It was announced this week that the Athletics, at long last, had come to an agreement with a group of politicians to build a new stadium for the club, which has been stuck in an outdated facility for years.
If that sounds familiar, it is because the same situation, with the same reasoning, has been playing out for more than 100 years. The Athletics, a vagabond franchise that originally hailed from Philadelphia before moving to Kansas City, Mo., and then Oakland, Calif., have never seemed content with where they were.
From a stadium limited by prohibitive blue laws in Philadelphia to a hastily rebuilt minor league park in Kansas City to a Brutalist concrete palace in Oakland, they have always had their eye out for something better. They explored Denver, they poked at San Jose and Fremont, they had multiple sites picked out in Oakland. But now, in an agreement announced by Nevada’s governor that still faces several hurdles, they want to build a stadium on the Las Vegas Strip that would theoretically be ready for the 2027 season.
It is a situation causing optimism in Vegas, heartbreak in Oakland and undoubtedly some eye-rolling everywhere else. The A’s, with nine World Series titles and 17 100-loss seasons, have seemingly been on the verge of a move for most of their existence.
“It’s possible that a relocation vote could happen as early as June,” Commissioner Rob Manfred told reporters on Thursday when asked about the Las Vegas deal. But in keeping with how far the plan has to go, and how much it has already changed in the last few weeks, he cited a previous location for the stadium, rather than the team’s current plan to build on the site of the Tropicana Las Vegas.
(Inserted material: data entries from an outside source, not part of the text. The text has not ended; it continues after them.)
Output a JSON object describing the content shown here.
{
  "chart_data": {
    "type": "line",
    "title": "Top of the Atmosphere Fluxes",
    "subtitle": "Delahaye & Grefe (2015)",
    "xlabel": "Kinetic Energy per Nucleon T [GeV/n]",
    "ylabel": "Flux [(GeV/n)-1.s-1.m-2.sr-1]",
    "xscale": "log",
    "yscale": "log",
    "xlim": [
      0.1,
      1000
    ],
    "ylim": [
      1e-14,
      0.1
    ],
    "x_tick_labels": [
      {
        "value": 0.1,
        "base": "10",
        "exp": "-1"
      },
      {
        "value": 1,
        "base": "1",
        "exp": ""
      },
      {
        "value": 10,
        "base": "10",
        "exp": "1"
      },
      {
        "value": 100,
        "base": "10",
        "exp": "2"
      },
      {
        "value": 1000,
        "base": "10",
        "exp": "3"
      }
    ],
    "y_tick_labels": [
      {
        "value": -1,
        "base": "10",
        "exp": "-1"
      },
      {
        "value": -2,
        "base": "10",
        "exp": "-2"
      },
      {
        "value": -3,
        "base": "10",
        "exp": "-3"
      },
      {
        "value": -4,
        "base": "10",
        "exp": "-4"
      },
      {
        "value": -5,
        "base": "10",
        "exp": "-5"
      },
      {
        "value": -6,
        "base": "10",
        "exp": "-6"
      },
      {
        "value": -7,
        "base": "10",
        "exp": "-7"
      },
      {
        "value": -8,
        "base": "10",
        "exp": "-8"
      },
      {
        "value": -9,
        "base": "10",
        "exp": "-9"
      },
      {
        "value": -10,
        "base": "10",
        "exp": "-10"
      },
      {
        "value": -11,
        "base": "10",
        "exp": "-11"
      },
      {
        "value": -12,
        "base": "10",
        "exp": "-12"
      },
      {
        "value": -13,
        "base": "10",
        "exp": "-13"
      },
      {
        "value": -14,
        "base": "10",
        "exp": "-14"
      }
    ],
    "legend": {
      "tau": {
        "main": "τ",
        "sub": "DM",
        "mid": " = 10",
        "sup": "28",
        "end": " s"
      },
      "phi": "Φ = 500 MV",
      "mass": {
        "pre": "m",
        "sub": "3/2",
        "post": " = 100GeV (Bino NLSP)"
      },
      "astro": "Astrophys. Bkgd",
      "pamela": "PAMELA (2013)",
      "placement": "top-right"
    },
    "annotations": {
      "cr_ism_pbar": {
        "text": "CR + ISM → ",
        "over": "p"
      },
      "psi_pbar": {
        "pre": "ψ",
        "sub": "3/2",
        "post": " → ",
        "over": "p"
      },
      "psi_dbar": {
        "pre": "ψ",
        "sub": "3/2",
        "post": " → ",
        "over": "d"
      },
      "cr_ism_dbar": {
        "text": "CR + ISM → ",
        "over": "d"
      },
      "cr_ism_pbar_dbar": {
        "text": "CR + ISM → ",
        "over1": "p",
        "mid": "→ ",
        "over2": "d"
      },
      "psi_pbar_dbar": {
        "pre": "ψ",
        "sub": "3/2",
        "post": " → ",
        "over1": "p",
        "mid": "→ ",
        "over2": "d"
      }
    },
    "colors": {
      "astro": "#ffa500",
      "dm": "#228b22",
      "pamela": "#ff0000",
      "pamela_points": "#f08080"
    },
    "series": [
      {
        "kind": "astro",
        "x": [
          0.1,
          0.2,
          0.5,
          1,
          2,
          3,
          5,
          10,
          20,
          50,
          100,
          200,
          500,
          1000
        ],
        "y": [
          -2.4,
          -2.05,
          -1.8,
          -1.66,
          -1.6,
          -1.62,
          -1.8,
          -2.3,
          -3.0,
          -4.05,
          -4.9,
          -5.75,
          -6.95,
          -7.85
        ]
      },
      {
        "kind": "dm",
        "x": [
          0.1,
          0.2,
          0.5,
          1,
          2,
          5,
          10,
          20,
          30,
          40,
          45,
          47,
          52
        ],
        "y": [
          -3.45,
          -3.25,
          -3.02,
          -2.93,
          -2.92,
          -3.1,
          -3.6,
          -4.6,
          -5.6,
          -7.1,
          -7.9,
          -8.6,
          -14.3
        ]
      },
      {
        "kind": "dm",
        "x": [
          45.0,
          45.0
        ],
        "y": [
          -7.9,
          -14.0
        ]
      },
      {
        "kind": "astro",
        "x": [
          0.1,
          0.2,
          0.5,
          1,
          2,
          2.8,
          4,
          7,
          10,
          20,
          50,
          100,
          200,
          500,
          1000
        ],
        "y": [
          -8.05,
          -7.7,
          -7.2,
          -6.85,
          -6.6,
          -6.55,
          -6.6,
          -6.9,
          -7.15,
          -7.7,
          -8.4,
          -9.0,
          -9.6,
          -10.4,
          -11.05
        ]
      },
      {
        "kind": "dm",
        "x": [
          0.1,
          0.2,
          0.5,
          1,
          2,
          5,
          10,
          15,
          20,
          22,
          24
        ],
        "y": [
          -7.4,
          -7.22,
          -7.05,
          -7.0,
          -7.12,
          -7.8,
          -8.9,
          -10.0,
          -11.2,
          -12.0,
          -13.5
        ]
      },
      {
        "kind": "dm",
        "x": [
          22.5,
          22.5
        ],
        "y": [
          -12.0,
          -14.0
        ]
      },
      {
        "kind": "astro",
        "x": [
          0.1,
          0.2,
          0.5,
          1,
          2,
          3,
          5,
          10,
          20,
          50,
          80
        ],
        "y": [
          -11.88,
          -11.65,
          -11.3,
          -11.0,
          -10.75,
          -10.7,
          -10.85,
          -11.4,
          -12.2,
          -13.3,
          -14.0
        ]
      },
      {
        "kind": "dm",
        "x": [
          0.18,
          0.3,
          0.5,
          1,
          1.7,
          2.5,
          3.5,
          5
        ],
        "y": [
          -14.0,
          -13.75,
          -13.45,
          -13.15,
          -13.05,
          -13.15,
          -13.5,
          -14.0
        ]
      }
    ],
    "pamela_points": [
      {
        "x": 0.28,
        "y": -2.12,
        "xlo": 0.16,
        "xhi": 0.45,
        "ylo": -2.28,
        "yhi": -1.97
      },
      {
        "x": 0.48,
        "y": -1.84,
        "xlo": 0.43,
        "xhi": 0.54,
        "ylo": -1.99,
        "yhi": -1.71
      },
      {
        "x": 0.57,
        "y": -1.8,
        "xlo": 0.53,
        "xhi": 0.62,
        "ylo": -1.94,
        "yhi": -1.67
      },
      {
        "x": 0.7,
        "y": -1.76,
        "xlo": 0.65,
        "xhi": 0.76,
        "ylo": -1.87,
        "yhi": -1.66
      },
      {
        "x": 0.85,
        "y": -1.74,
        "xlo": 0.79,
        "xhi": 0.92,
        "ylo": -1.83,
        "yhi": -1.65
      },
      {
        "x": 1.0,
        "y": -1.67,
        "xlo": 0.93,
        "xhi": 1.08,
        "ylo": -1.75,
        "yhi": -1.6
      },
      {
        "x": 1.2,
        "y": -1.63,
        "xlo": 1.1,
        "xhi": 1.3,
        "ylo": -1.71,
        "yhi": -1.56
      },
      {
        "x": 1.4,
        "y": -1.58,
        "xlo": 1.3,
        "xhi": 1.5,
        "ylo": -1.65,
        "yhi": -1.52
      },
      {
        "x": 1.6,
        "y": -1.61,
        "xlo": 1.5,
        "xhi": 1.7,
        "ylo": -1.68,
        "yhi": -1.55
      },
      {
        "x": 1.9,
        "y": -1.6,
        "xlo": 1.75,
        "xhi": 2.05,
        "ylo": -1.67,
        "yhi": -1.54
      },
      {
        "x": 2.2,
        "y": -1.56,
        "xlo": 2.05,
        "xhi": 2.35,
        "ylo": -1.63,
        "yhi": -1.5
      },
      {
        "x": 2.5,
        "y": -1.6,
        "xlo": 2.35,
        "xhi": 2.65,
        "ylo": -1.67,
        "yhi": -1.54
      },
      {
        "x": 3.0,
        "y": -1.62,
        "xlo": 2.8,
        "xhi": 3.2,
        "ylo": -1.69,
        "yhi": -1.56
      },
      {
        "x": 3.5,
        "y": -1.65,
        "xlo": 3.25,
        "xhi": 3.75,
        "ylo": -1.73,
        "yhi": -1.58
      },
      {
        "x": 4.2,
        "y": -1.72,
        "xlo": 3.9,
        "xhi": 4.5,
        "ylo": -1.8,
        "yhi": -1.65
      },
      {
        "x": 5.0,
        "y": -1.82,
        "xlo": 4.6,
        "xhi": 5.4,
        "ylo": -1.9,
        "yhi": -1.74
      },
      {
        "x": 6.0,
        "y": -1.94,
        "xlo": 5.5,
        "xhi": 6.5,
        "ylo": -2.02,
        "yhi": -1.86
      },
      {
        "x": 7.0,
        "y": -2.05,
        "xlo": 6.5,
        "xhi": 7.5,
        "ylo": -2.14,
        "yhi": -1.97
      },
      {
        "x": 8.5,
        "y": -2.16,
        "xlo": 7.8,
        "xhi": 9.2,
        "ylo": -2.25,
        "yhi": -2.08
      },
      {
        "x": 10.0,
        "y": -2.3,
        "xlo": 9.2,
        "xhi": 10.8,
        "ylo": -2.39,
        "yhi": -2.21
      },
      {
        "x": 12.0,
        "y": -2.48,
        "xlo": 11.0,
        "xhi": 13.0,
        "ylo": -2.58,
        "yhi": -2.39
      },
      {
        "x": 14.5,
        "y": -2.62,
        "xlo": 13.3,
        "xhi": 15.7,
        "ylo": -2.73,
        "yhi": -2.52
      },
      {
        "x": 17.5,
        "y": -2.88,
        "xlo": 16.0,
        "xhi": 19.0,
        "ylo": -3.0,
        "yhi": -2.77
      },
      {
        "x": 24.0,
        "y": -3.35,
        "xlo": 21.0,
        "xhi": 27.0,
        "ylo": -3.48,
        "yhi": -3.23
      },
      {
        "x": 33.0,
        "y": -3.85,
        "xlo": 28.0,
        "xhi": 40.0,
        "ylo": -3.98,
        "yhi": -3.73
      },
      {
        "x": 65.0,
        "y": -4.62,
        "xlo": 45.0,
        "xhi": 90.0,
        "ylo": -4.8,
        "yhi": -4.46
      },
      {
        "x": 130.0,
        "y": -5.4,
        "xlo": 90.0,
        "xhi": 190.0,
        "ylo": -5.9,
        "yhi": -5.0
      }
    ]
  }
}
The team’s reputation for restlessness is earned. The Athletics are tied with the Braves (Boston, Milwaukee and Atlanta) and the Orioles (Milwaukee, St. Louis and Baltimore) for the most traveled franchises. But in a strange enough quirk, the A’s have had only four stadiums in their 123 seasons of play — fewer than all but a handful of teams.
Unfortunately for the A’s, none of their four parks would get confused for a classic like Boston’s Fenway Park or a modern marvel like the Rangers’ Globe Life Field.
A look at those four stadiums makes it clear why A’s have had a perpetual wandering eye.
1901-1908 | World Series titles: 0
Top Player: Eddie Plank, P, 51 wins above replacement
The Philadelphia Times announced a crowd of 15,000 at the Athletics’ first game in 1901. The stadium’s capacity was only 9,500 but fans crowded around neighboring houses and watched over the fences.